Vince: At what cost?
Madonna: I know, but for me it was a very enlightening moment.
Vince: But it is a terrible cost – to give up everything in order to rule?
Madonna: Right, but if you are a powerful female and you don’t play the traditional role that you are supposed to play when you get married and have a family and everyone feels safe with you, then you are going to be intimidating to people. And that idea has always been running through my work. Accepting it, not accepting it; accepting it, not accepting it. And shoving it in people’s faces. I mean that whole crotch-grabbing thing was just so like, OK every other rock star in the universe has done it, so I’m going to do it. And you know how freaked-out people got about it. Whatever. But we got off the subject.
Vince: Is there an early influence on your ideas about femininity and masculinity?

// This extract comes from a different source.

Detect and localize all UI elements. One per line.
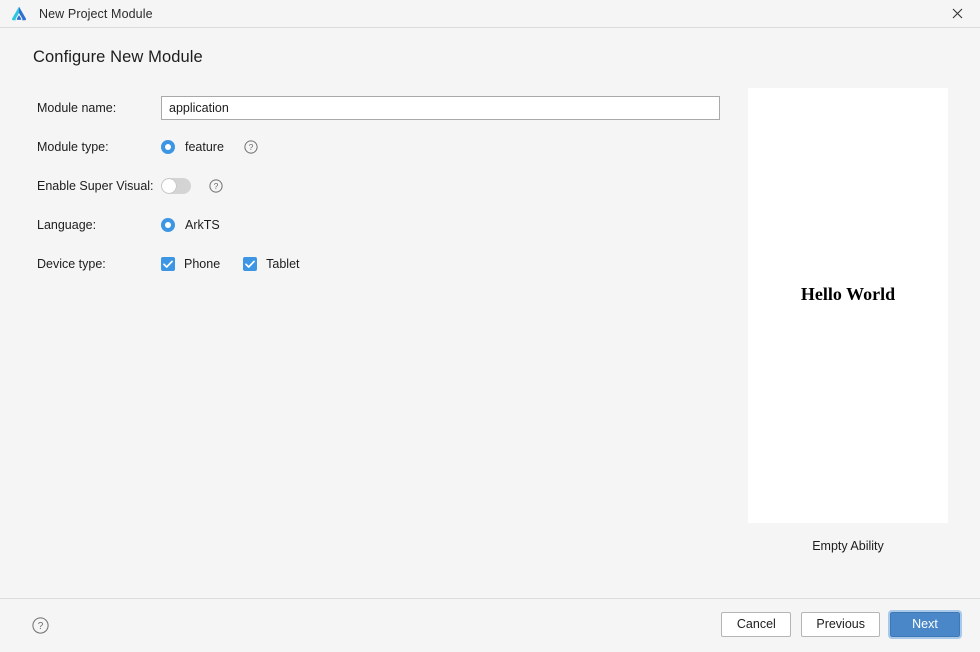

Madonna: I think probably my earliest influences probably came from the world of dance, especially with Martha Graham, because I studied at her school and I read all about her and saw the movies of her dances and performances. She freaked people out, too, because she brought to life all of these Greek myths and she reenacted them in her dances. And she was always turning things around; she was always the agressor who trapped the men. And her dances were very sexually provocative, very erotic, and very female-assertive, and I know that that really influenced me. And also ballet is such a female thing, and when I was younger, being surrounded by male ballet dancers – to me, that’s gender confusion. I mean, a bunch of guys walking around in tights putting their toes up in the air, and they’re incredibly effeminite men. Being surrounded by that on a regular basis when I was growing up – I mean, I wanted to be a boy when I was growing up because I was in love with all of the male dancer I know and they were all gay. And I thought, Well, if I was a boy, they’d love me. So I got into role-playing then. That’s where it began. I remember when I was still in high school, I had cut my hair off really short, and I was totally anorexic – I had no boobs – and I would dress like a boy and go to gay clubs and my goal was to trick men into thinking I was a boy.
Vince: Did it ever work?
Madonna: It did actually, a few times. Yeah, it really started in the dance world.
Vince: And when you got into music, it wasn’t in the rock and roll world, which is a lot more gender-defined, but through disco, which was much more fluid.
Madonna: And I’m sure that’s really influenced me, because from the dance world to the music world, my social strata was mostly gay men. That’s who my audience was, that’s who I hung out with, that’s who inspired me. For me, it freed me, because I could do whatever I wanted and be whatever I wanted.
Vince: Knowing that your audience is ready to be f*cked with.
Madonna: Totally. Ready to be f*cked with and certainly not intimidated by a strong female. So the problem arose when I left that world and went into the mainstream. Suddenly, there was judgment. But before that I was in my little gay cocoon.
Vince: But you certainly fed off the judgment.
Madonna: Well, absolutely. As soon as you tell me I can’t do something – And that’s how I’ve always been, starting from when I was a little girl. The boys could wear pants to church and the girls couldn’t. And I used to say, But why? Is God going to love me less if I don’t wear a dress? It just irked me – the rules. So I would put pants on under my dress, just to f*ck with my father. And after church, I would tell him I had pants and I’d say, See, lightning did not strike me. And I guess I’ve been doing that ever since.
Vince: Do you have a feminine ideal? Is there someone who seems like perfection – and I mean totally in your own terms?
Madonna: Well, a lot of the artists that I collect and that I admire: Lee Miller, Tina Modotti, Frida Kahlo – that whole group of females that kind of started off as muses and became artists in their own right and absolutely worked in a lot of different worlds and moved in a lot of different worlds and were artstic and political and still had their femininity about them. I can’t think of anybody now. That’s a tough one. I’m sitting here and combing all the areas; Is there an actress? Is there a singer? Is there an artist now? Help me!